According to new research, a smoker aged 50 would pay almost three times the amount that a non-smoker of the same age would pay every month for the same sum assured. Obviously, this is down to the health risks associated with smoking – and the savings made by not smoking can be up to a total of £16,005 over a 25-year term.
Chief underwriter at Royal London, Craig Paterson, spoke on No Smoking Day about the savings that are there to be made by quitting smoking: “there’s a huge potential for savings on premiums, and that’s on top of not buying cigarettes as well as the benefits to your health. While the new year is a popular time for many to give up smoking, No Smoking Day is a perfect opportunity for those who didn’t quite manage to kick the habit. Committing to making a positive change to your health can also lead to a positive change to your wallet – and realising that may help people stick to their decisions.”
Am I a smoker?
With a long list of alternative nicotine products available on the market now, it can be hard to tell whether you fall into the ‘smoker’ category or not. Most life insurance providers do class vaping and the use of e-cigarettes the same as smoking. Although Public Health England found vaping to be 95% less harmful than smoking in 2015, there have been more recent studies that suggest there may be some longer-term health issues that the use of e-cigarettes could cause.

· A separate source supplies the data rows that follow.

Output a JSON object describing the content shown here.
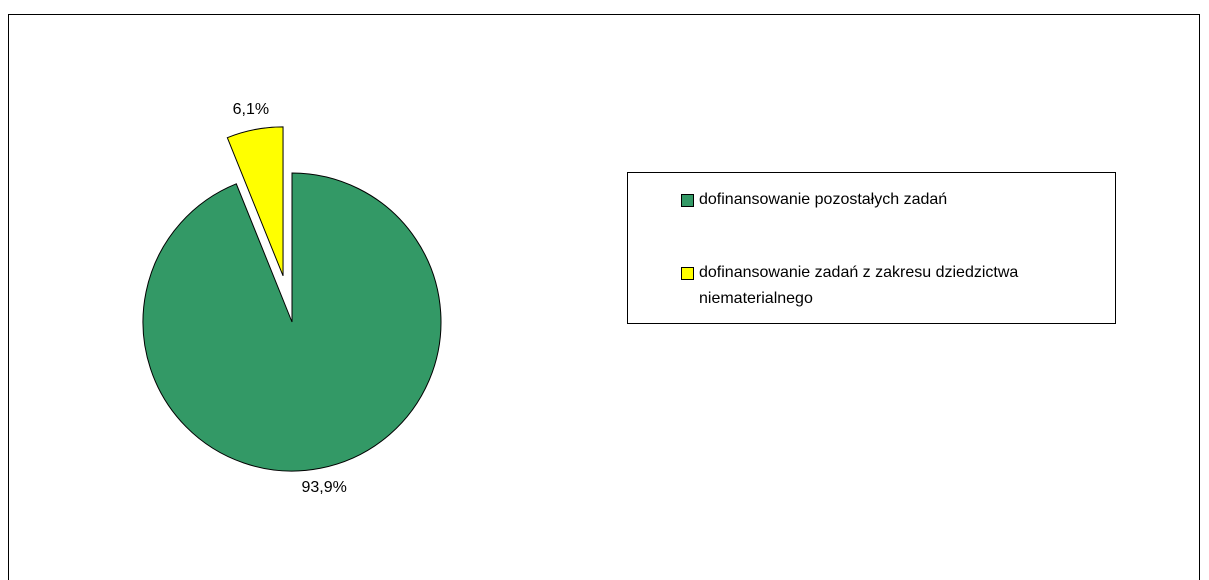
{
  "chart_data": {
    "type": "pie",
    "categories": [
      "dofinansowanie pozostałych zadań",
      "dofinansowanie zadań z zakresu dziedzictwa niematerialnego"
    ],
    "values": [
      93.9,
      6.1
    ],
    "value_labels": [
      "93,9%",
      "6,1%"
    ],
    "colors": [
      "#339966",
      "#ffff00"
    ],
    "legend": "right"
  }
}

From an insurance provider’s perspective, any nicotine products are more often than not considered to be within the same bracket. There are sometimes exceptions, and the use of 0% nicotine e-cigarettes can be viewed differently – but as a general rule most insurance providers will need you to be nicotine free for a year before being classed as a non-smoker.
So, although the alternatives to smoking do not come with as many adverse effects, the inclusion of nicotine is enough to make you fall under the ‘smoker’ bracket in the eyes of an insurer. Therefore, there really isn’t much difference between the two when it comes to protection.